If Biden withdraws, how about a ticket of Kamala Harris and Liz Cheney to show this election is about our democracy? Country over party.
— Andrew Weissmann (weissmann11 on Threads)🌻 (@AWeissmann_) July 5, 2024
(On one of the most important issues to Democrats, I'll remind you that Liz Cheney had a 0% rating from NARAL in her last House term, and a 93% rating from the National Right to Life Committee. Yet she should be the running mate of one of the party's most forceful champions of reproductive rights because the alternative is a ticket with two Democrats.)

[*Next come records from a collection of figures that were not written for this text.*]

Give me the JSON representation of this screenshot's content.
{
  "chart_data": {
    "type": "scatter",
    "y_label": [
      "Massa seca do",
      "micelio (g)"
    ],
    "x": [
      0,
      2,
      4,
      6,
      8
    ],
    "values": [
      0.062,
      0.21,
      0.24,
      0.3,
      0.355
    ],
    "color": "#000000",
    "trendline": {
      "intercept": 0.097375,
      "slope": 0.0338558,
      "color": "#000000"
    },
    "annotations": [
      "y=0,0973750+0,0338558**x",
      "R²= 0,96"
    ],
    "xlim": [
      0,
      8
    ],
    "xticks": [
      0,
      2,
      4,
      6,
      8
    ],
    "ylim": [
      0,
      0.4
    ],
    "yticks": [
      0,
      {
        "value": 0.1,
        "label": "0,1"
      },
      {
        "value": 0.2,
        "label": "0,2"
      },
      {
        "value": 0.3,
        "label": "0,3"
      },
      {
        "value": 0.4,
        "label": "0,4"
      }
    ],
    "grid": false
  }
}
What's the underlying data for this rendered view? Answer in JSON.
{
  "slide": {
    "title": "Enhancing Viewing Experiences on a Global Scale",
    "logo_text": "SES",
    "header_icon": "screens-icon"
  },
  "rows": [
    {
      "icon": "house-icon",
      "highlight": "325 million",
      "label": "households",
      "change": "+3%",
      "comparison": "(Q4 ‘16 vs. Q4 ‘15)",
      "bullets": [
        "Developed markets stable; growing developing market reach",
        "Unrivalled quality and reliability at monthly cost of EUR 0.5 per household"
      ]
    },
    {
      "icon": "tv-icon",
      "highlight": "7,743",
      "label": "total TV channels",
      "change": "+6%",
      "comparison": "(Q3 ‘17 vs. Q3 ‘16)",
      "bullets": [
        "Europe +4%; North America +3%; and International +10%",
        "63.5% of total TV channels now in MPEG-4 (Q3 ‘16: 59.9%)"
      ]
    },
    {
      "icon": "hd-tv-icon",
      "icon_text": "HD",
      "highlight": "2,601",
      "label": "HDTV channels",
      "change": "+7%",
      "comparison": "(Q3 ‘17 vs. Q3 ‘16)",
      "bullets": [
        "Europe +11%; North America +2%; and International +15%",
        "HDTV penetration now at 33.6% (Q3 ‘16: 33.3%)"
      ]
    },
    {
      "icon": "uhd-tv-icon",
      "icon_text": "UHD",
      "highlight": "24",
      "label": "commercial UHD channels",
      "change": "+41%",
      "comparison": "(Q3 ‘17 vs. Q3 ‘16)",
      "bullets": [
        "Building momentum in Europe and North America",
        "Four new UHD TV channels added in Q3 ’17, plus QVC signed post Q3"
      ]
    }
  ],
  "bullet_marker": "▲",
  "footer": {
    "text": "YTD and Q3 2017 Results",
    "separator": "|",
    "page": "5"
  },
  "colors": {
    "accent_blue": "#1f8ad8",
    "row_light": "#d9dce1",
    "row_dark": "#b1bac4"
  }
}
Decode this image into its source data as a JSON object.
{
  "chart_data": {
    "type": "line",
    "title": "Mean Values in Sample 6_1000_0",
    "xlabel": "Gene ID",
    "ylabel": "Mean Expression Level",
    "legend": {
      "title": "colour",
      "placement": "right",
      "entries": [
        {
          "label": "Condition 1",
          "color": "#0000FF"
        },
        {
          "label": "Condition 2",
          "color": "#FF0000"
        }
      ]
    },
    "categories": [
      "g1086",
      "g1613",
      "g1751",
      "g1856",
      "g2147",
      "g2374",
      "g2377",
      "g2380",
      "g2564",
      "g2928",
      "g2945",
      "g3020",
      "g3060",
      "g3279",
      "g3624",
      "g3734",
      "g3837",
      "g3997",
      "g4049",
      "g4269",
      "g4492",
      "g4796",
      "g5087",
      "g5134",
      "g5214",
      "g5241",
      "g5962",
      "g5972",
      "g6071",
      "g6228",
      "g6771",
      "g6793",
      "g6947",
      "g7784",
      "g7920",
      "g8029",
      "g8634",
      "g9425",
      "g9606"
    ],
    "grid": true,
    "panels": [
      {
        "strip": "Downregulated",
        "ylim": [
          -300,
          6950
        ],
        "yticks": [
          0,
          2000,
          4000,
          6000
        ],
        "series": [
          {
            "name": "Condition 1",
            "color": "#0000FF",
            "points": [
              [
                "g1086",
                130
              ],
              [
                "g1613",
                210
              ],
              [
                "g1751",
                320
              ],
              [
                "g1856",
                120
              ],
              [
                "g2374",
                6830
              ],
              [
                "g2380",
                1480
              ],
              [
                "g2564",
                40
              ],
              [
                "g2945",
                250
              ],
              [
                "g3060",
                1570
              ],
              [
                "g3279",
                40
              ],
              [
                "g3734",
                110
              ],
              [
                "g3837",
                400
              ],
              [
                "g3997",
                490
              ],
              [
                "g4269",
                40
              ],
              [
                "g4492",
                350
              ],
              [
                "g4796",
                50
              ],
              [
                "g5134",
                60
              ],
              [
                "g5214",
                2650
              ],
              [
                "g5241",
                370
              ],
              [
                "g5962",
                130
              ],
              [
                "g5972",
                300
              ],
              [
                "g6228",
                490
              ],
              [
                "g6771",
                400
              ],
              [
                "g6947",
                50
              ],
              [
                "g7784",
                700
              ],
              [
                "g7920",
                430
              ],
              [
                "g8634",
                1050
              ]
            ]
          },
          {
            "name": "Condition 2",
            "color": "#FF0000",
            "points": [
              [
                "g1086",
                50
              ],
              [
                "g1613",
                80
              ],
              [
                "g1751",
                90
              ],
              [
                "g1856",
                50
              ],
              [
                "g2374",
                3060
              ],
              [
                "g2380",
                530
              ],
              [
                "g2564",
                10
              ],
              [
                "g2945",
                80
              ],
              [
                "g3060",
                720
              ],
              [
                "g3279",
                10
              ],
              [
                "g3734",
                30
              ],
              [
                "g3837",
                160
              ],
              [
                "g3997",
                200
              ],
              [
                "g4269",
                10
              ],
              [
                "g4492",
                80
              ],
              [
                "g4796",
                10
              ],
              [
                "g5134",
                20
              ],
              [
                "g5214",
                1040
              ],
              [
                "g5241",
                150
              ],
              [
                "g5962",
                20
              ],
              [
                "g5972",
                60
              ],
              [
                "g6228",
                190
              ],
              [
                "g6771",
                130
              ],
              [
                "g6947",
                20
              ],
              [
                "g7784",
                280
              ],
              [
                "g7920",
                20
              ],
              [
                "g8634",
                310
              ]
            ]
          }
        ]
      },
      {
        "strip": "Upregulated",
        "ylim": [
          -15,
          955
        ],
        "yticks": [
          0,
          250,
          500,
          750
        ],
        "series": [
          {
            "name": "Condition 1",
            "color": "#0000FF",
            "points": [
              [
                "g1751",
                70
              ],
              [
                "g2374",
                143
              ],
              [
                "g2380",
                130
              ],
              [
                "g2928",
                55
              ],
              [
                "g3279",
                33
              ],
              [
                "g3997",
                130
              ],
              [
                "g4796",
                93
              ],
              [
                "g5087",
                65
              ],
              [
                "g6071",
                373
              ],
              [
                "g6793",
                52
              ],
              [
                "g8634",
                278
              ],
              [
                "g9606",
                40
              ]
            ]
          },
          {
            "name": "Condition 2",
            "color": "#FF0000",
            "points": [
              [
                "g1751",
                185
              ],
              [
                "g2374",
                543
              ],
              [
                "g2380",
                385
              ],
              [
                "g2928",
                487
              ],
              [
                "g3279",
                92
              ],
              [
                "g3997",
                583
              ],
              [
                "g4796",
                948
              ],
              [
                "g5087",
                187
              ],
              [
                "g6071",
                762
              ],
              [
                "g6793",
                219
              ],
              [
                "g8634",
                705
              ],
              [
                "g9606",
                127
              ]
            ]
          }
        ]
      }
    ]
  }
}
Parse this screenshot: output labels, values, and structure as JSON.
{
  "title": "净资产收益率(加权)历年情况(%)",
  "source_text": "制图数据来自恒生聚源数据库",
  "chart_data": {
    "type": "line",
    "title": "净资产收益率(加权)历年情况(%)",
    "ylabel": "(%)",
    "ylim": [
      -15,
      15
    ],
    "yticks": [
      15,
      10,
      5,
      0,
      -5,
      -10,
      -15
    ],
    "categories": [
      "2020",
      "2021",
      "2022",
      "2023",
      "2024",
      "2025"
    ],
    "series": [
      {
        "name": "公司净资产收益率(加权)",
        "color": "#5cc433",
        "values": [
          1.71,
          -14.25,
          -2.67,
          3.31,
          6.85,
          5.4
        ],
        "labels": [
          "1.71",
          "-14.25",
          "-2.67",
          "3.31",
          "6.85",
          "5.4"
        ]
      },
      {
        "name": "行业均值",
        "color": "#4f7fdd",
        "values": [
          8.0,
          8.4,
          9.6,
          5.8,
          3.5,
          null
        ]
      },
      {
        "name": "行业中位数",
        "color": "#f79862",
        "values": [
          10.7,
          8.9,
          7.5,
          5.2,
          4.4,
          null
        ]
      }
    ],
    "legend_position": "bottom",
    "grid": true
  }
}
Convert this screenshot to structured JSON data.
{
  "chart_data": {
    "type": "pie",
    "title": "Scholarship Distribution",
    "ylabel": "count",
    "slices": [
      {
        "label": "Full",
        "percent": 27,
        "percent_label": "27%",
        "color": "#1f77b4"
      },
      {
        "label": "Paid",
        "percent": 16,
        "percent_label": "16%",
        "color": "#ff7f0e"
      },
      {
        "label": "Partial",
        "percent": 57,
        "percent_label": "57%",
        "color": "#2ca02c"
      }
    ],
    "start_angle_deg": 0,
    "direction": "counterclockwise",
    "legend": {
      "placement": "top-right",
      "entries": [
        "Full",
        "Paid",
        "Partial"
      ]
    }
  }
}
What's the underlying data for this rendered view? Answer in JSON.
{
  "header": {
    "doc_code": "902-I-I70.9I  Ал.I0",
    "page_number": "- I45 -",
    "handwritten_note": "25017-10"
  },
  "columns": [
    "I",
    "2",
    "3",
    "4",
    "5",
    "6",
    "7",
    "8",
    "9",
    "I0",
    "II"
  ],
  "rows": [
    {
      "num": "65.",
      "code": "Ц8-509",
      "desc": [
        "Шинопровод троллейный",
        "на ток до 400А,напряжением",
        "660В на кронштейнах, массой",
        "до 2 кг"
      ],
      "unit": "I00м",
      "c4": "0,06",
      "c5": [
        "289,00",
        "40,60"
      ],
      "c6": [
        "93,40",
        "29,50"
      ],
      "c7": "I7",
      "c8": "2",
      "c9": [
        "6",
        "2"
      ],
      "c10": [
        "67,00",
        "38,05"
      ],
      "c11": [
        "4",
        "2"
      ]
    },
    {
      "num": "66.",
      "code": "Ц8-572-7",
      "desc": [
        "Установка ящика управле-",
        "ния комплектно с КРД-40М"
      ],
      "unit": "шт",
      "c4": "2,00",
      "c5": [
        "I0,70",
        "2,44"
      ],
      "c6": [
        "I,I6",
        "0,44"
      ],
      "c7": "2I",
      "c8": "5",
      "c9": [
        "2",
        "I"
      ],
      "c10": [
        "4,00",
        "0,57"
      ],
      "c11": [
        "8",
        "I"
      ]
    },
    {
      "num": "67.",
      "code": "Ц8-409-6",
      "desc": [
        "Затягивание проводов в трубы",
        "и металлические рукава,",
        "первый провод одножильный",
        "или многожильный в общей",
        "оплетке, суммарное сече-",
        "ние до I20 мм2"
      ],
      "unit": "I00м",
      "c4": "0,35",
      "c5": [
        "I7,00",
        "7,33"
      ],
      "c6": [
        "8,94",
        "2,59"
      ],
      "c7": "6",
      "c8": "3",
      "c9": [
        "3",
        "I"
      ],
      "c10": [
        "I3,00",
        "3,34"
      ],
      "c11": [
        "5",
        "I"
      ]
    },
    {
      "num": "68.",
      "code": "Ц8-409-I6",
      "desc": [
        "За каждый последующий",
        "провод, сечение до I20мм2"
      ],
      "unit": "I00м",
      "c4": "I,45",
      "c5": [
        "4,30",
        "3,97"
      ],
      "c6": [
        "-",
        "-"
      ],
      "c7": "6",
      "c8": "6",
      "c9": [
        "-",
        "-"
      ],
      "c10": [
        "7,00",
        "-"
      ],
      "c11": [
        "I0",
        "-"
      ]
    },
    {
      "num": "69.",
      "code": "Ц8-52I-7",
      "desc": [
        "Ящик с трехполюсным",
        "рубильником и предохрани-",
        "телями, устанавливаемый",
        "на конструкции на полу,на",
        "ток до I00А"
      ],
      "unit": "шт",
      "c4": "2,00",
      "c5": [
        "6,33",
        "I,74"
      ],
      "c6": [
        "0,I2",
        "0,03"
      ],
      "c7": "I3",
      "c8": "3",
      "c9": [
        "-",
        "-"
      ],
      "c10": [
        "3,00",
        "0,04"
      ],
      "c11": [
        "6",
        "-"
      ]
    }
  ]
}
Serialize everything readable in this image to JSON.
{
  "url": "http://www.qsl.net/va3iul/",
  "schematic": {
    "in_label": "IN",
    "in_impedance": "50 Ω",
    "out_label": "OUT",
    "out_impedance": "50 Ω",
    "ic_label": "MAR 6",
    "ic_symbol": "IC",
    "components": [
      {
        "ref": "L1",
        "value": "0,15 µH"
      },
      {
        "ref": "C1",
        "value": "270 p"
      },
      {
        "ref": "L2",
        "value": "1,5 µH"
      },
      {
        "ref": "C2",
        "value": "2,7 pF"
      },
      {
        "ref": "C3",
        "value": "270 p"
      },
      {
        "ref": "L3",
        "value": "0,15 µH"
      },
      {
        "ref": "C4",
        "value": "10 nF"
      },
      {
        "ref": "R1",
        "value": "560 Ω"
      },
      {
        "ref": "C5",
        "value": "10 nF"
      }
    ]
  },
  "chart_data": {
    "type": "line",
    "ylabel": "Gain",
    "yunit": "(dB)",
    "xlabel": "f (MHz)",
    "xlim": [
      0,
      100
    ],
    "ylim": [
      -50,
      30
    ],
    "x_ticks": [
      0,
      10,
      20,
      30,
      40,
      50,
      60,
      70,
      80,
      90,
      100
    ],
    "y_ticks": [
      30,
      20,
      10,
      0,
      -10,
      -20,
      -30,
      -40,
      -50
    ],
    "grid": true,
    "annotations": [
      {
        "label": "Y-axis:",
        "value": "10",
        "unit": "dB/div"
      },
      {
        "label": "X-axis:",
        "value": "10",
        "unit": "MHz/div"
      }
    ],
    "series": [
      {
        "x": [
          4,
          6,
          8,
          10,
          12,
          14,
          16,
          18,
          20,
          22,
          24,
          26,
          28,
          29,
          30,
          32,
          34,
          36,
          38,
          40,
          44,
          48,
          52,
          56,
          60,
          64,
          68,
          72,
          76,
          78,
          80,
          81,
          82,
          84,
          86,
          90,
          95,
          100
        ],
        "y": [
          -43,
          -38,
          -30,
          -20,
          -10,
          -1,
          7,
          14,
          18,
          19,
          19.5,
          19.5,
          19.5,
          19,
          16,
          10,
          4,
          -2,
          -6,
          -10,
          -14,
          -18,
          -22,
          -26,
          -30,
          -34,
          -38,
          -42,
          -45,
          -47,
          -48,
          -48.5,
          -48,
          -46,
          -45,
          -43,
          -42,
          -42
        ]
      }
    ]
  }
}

To sum up, the Times ed board rejects the notion that any Democrat can be a moral witness respected by all decent people (does no Democrat fit that bill? Barack Obama? Jimmy Carter?) while arguing that the Republican Party was a moral force for good until the Trump era, Abu Ghraib and the Lehman collapse notwithstanding. This thesis ignores the GOP forces that were poisoning our politics long before Trump entered politics: Fox News; religious, political, and conspiratorial talk radio; the Federalist Society; the Koch network. There are toxic figures who'll continue poisoning American politics for decades even if Trump dies tomorrow: Christopher Rufo, Chaya Raichik, Elon Musk, Charlie Kirk, Ben Shapiro, Joe Rogan, and many others. Independently of Trump, Republicans in red and purple states are drastically curtailing reproductive health care, terrorizing teachers and librarians, Christianizing public schools, demonizing trans people, kidnapping border crossers, banning mask-wearing even as COVID persists and bird flu looms, overriding local ordinances that raise minimum wages and regulate guns, and so on. This isn't Trumpism -- it's mainstream Republicanism. The party has been headed this way for many years.
So let's not give the Times ed board too much credit for this editorial. The paper still doesn't really understand the danger America is in.